Without a shared descriptor, cosigners must manually agree on derivation paths, key ordering, and script wrapping. Descriptors make this coordination explicit and portable: one string that every participant imports into their own software. For a full exploration of multisig architecture, see the multisig wallets deep dive.

Watch-Only Wallets

Descriptors containing only xpubs (no private keys) let you create watch-only wallets that track balances and generate receiving addresses without the ability to spend. This is common for accounting systems, portfolio dashboards, and cold storage setups where the spending keys remain on an air-gapped device.

Miniscript Integration

Miniscript extends descriptors with a structured language for expressing complex spending conditions. Instead of writing raw Bitcoin Script, developers describe spending policies in a high-level format that compiles down to optimal scripts. Combined with descriptors, miniscript enables wallets to handle advanced spending conditions such as timelocked recovery paths, threshold signatures, and multi-party escrow: all described in a single importable string. See the miniscript spending policies guide for details.

BIP Specifications

Output descriptors are defined across several Bitcoin Improvement Proposals:

BIPs 380 through 385 were implemented in Bitcoin Core v0.17.0. BIP 386 for Taproot descriptors arrived in Bitcoin Core v22.0.

Risks and Considerations

Descriptor Loss Is Wallet Loss

For single-signature wallets, losing a descriptor is recoverable: you can try known derivation paths until the correct one is found. For multisig wallets, losing the descriptor can mean permanent loss of funds. Even with all the required seed phrases, you cannot reconstruct the multisig addresses without knowing the exact combination of xpubs, key ordering, threshold, and script type that the descriptor defines. Backing up the descriptor is as important as backing up the seed phrases themselves.

Privacy Implications

A descriptor containing an xpub reveals all current and future addresses derived from it. Anyone with access to the descriptor string can monitor the wallet's entire transaction history and balance. Descriptors should be stored with the same security as extended public keys: encrypted, access-controlled, and never shared publicly.

Software Compatibility

While descriptor support has become widespread in major wallet software, not all wallets implement every descriptor function. Taproot descriptors (tr()) and miniscript expressions require relatively recent software versions. Before relying on a descriptor for backup, verify that your recovery software supports the specific descriptor functions you use. The PSBT standard complements descriptors by providing a portable format for partially signed transactions, and wallets that support both tend to offer the most robust interoperability.

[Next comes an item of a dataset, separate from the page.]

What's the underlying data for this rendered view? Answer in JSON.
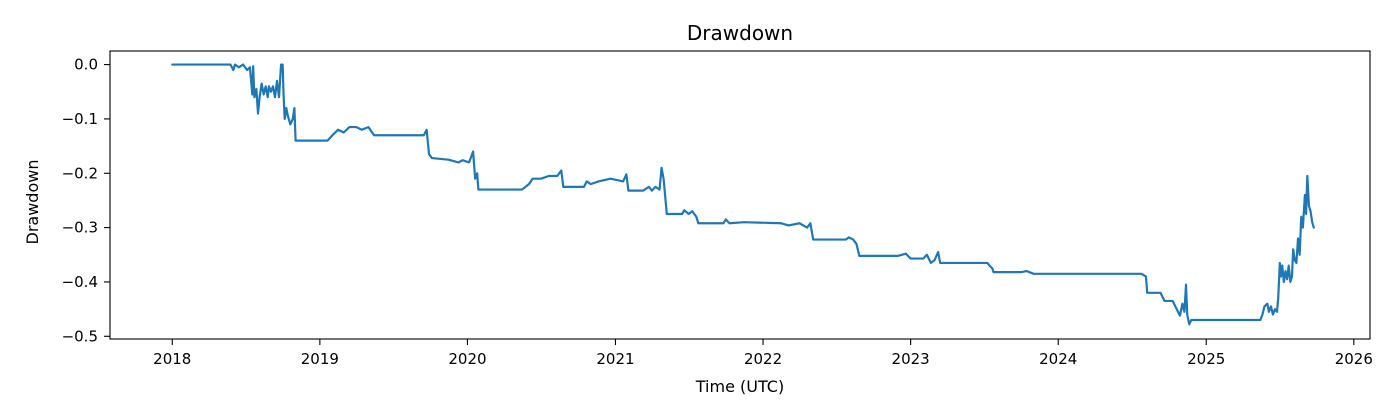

Hardened Derivation and Xpub Limits

Descriptors with hardened derivation steps above the xpub require the private key for those steps. An xpub-only descriptor cannot derive child keys past a hardened boundary. This means watch-only descriptors are limited to unhardened child paths below the exported xpub, which is the standard approach for HD wallet architectures following BIP 44, 84, or 86.

This glossary entry is for informational purposes only and does not constitute financial or investment advice. Always do your own research before using any protocol or technology.